A Place for Us: Part One, ‘The Invitation’ – Harriet Evans

Tomorrow, Headline is publishing the first instalment of Harriet Evans’ new novel, A Place for Us. The 450-page book has been divided into four parts which will be available as ebooks at the end of July, August, September and October.

The day Martha Winter decided to tear her family apart began like any other day.

A Place for Us is the story of the Winter family. Martha, mother and grandmother, is about to turn 80 and she’s decided to have a party. On the Friday night, drinks and canapés will be served to friends and family; on Saturday, there will be a family-only lunch. The invitations are sent with the words, ‘There will be an important announcement. We ask that you please be there.’

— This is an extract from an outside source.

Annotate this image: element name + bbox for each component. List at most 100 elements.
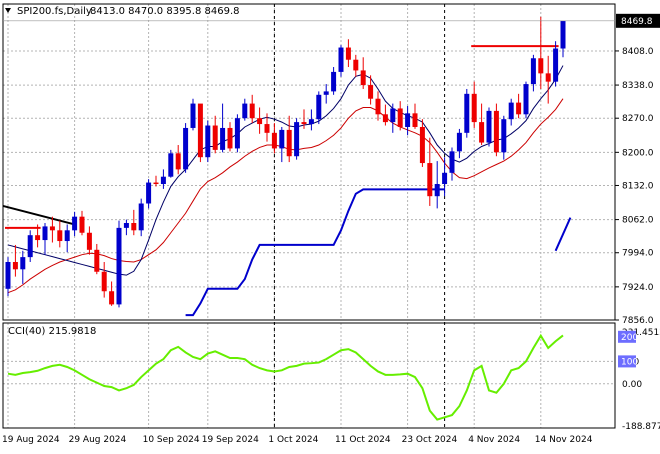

Martha has spent her life looking after her family and her artist husband, David. David is the creator of a cartoon strip featuring ‘Wilbur the Dog and Daisy, the little girl who thought she understood him’. A gallery in London is planning an exhibition of pictures he drew during the war when he lived in the East End. Martha’s own career as an artist was abandoned when they bought Winterfold in Somerset:

At first Martha thought she’d never be able to take it on. It was a mess when they saw it; green paint covering the original Arts and Crafts wooden panelling, rotten floorboards, the garden one large compost heap of mouldy, brown mulch.

They moved there when there three children were young – Bill, Daisy and Florence.

Bill is now the village doctor. Married to his second wife, Karen, seventeen years his junior. Their marriage has become mostly silent, as David seems unwilling or perhaps unable to discuss the underlying issue. David’s daughter, Lucy, from his first marriage, works on the features desk at the Daily News although, after a year, her boss still hasn’t actually let her write a feature and it’s clear she doesn’t fit in with the polished high-fashion women she works with.

Daisy hasn’t been home since Bill and Karen’s wedding. Indeed, she rarely comes home at all. She works for a literacy and schools charity in Kerala, India, having left her daughter, Cat with Martha and David. Cat lives in Paris with the insufferable Madame Poulain and sells flowers at the market. Her life has fallen apart following an abusive relationship and now she’s keeping a huge secret from her family.

Florence lives in Florence (the city she was named after) and works as an academic in the field of art history:

…a professor employed at the British College of Art History in Florence, author of two books, contributor to several more, a visiting professor at the Courtauld Institute of Art in London, and an occasional voice on the radio…

She’s awkward in social situations, however, which leads to some excruciating scenes. She is also treated appallingly by some of her fellow academics which leaves her asking whether it’s time to return home.

The novel’s narration moves between the characters in a third person subjective voice. In part one, we are privy to Martha, David, Karen, Lucy, Daisy, Cat and Florence’s thoughts as well as an outsider, Joe Thorne. Newly moved to Somerset and working as the chef in the Oak Tree pub, Joe’s doing the catering for Martha’s party. He allows us an outsider’s perspective on events.

Part One of A Place for Us is an engaging read. I was fascinated by each character, their struggles and their secrets; Evans has set the family up perfectly for some explosive revelations when the party gets underway.

I’m pleased to see a publisher trying a different approach too. Serialisation isn’t new but, unlike some of the ideas brought back from the Victorian era over the past few years, this is one that just might work. Unsurprisingly, there’s a jaw-dropping revelation at the end of ‘The Invitation’ and now I’m desperate to read part two.

A Place for Us will be available to buy in ebook instalments on the following dates:

Part One – 31st July
Part Two – 27th August
Part Three – 24th September
Part Four – 23rd October

The complete book will be available in paperback and ebook on the 15th January 2015.


Thanks to Headline for the review copy.